To practice law is to be afraid. Show me a lawyer who is unconcerned about their client’s situation, and I will show you a lawyer who should be fired. As Patthoff says,

 

Thus, while a student might believe himself capable of proofreading a brief for punctuation errors, he may not, for example, believe himself capable of proofreading a brief for punctuation errors, and accurately citing the law per Bluebook, and effectively rebutting adverse authority, and using persuasive writing techniques, etc.

 

That’s just the tip of the anxiety iceberg. Those are all issues lawyers consider and resolve as a matter of course.

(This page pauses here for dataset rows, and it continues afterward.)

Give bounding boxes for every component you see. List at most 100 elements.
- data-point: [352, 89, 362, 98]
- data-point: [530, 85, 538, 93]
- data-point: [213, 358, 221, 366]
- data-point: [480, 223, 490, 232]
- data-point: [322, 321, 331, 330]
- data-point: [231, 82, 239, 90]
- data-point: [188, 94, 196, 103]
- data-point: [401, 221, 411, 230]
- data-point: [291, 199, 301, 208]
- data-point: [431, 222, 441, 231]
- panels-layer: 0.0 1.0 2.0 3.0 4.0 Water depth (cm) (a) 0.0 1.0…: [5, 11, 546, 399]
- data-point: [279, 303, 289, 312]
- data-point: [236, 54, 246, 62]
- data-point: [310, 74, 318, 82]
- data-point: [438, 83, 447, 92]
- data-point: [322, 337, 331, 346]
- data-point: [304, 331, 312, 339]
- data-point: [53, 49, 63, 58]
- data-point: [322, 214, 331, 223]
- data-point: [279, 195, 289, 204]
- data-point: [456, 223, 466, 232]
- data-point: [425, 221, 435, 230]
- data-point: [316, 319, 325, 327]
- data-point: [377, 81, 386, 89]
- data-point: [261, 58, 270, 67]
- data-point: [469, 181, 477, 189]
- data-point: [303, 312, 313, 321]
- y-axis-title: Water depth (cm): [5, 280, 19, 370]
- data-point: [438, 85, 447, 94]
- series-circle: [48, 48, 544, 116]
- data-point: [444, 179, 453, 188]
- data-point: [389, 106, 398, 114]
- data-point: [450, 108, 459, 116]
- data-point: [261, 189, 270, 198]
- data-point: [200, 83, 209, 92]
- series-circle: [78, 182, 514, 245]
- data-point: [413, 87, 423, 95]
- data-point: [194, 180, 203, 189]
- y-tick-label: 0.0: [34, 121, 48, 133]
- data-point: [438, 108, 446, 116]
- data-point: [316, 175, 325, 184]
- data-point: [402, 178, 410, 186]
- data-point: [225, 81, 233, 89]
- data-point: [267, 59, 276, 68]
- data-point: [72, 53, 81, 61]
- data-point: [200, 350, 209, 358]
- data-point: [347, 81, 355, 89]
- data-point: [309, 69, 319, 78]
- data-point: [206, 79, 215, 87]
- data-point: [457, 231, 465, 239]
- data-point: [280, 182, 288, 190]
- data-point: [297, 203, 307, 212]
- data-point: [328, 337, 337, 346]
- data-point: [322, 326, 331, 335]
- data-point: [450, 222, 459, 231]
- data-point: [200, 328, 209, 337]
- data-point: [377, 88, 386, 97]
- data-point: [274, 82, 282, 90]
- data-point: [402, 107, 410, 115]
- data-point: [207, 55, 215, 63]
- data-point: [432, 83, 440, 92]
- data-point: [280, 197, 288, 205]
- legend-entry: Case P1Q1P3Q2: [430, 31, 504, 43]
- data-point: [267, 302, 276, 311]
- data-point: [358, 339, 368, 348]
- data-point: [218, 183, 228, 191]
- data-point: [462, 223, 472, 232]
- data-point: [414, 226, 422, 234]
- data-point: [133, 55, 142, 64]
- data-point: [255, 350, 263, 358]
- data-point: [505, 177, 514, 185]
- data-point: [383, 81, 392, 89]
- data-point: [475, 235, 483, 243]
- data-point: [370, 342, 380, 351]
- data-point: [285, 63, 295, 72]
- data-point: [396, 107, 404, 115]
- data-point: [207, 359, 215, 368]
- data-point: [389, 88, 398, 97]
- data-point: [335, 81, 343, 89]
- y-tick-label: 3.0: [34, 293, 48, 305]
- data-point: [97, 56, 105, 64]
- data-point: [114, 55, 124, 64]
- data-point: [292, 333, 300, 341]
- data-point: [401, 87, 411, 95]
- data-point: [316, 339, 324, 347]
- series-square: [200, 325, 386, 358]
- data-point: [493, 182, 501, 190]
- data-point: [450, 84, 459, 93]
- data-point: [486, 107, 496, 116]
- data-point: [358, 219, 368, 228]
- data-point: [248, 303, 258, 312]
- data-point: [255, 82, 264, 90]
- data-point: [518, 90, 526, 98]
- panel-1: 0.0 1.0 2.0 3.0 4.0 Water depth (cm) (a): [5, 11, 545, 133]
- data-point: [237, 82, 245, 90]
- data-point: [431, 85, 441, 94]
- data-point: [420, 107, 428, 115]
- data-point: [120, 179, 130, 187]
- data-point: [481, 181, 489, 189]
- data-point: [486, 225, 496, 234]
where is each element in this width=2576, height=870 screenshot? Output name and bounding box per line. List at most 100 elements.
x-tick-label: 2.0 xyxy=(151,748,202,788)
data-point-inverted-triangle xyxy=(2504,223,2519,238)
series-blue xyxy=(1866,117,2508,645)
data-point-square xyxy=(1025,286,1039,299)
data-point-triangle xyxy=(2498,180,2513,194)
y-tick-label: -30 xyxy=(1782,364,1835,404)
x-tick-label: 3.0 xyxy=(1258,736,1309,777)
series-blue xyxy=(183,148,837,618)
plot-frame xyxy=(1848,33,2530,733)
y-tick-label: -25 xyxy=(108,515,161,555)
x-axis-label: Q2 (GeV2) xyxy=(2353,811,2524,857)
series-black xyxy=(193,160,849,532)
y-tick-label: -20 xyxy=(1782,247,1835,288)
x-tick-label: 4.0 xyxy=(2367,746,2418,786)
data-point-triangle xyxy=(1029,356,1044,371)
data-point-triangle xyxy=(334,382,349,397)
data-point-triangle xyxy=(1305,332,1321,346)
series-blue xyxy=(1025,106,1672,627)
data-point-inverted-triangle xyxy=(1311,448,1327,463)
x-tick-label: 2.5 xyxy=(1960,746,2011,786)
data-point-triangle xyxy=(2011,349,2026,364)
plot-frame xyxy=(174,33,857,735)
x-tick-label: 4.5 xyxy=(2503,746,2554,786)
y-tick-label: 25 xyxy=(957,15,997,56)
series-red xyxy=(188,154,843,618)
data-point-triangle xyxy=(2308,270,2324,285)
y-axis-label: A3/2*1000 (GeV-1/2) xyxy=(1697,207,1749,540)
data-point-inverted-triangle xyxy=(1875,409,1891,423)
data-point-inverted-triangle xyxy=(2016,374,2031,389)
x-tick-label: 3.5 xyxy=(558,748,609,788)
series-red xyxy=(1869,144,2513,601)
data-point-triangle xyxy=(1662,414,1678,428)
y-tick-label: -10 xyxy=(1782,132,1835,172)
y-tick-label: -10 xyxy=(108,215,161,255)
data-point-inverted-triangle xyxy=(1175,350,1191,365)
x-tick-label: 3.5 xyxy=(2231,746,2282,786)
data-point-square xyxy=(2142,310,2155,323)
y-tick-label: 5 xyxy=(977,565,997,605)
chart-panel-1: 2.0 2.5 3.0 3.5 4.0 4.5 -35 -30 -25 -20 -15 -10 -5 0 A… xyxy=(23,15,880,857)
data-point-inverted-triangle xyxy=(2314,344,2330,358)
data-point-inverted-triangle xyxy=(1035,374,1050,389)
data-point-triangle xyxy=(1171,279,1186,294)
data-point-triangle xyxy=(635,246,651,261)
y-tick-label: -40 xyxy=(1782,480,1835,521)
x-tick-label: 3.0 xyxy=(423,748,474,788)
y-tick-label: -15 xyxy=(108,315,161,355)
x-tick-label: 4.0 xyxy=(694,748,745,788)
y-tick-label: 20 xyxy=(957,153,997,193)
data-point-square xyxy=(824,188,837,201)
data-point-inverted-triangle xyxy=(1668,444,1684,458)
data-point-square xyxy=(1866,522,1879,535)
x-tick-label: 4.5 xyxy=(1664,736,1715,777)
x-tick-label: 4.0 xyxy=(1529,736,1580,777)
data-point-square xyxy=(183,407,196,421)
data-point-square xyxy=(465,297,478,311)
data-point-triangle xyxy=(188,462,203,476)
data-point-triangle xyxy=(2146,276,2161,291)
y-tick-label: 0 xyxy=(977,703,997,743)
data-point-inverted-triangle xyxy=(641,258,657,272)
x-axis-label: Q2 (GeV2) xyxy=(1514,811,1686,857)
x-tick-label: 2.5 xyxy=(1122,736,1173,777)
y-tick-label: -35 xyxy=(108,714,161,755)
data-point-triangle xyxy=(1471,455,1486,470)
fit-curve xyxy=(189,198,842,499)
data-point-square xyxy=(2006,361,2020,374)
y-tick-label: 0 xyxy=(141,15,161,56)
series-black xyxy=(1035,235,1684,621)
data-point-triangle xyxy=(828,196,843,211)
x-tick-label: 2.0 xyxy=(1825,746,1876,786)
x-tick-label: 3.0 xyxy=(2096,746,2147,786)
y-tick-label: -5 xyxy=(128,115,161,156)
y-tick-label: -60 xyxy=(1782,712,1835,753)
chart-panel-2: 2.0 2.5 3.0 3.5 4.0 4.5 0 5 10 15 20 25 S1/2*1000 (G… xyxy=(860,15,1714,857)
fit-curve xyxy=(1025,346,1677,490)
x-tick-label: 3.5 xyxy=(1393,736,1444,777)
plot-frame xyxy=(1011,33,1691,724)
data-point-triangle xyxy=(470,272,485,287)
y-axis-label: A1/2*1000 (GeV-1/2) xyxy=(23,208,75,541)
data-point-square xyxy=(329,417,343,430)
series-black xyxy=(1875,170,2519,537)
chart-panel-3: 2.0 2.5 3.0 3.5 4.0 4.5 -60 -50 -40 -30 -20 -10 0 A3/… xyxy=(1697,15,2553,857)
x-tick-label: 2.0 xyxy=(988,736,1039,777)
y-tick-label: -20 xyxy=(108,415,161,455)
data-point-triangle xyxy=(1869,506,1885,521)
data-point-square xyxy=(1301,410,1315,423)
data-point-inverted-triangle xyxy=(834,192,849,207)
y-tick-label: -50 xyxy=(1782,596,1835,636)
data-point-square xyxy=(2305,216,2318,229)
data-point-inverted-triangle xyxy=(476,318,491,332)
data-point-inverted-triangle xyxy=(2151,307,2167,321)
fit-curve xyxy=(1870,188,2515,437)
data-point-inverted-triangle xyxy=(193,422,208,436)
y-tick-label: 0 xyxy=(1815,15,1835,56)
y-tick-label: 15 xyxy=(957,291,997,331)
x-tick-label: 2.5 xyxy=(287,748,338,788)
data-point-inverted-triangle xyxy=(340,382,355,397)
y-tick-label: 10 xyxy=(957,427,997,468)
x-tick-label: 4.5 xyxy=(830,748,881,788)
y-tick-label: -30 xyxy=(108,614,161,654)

Far more worrying to the practicing lawyer — that example is a litigator, an area I know, so we’ll go with that — are larger issues like: what huge mistake have I made without knowing it? Should I tell the client to consider settling for ______? Should I even be filing this motion? Should I have filed a motion on something else? How will I present all this stuff at trial? What will the summary judgment motion (or response) look like?

 

Those are just a handful of the case-specific fears. Unless a lawyer is in-house somewhere, a lawyer typically has a completely different set of clients every few years, a turbulent economic model that has ruined many lawyers.

 

The question isn’t if the lawyer is afraid, the question is how the lawyer learns to deal with the fear. Patthoff suggests that a “fear control” response is when “instead of attempting to control the actual danger presented, the audience attempts to control their fear of the danger,” like if they engage in “denial” or “avoidance.” But there is another way. Viktor Frankl used to give the example** of two soldiers in a foxhole when heavy shooting began:

 

“You’re afraid, aren’t you? Just more proof I’m superior to you.”

 

“Sure, I am. But who is superior? If you were as afraid as I am, you would have run away long ago.”

 

The lesson, Frankl said, was: “what counts is not our fears and anxieties as such, but the attitude we adopt toward them.”

 

Law school shouldn’t be an arbitrary hazing, but law students need to experience substantial anxiety because, as lawyers, they will face real fears their entire career, and they need to learn how to adopt the right attitude towards them. If a person can’t handle the anxieties of law school, how can they be expected to handle the anxieties of actual practice?

 

 

 

 

 

* It’s always a good idea to quote Aristotle. The article begins with the partial quote, “fear makes people inclined to deliberation,” and ends with: “If there is to be the anguish of uncertainty, there must be some lurking hope of deliverance, and that this is so would appear from the fact that fear sets [people] deliberating — but no one deliberates about things that are hopeless.” I’m not sure from where that version of the latter quote comes. The full context of the quote in Aristotle’s Rhetoric is:

 

Those who either are, or seem to be, highly prosperous do not think they are likely to suffer anything; wherefore they are insolent, contemptuous, and rash, and what makes them such is wealth, strength, a number of friends, power. It is the same with those who think that they have already suffered all possible ills and are coldly indifferent to the future, like those who are being beaten to death; for it is a necessary incentive to fear that there should remain some hope of being saved from the cause of their distress. A sign of this is that fear makes men deliberate, whereas no one deliberates about things that are hopeless. [15] So that whenever it is preferable that the audience should feel afraid, it is necessary to make them think they are likely to suffer, by reminding them that others greater than they have suffered, and showing that their equals are suffering or have suffered, and that at the hands of those from whom they did not expect it, in such a manner and at times when they did not think it likely.

 

 

** I’ve softened the example. The original example involves a Jewish army doctor and a gentile colonel during WWI, and they’re discussing racial superiority. Frankl was a survivor of multiple concentration camps, including Auschwitz.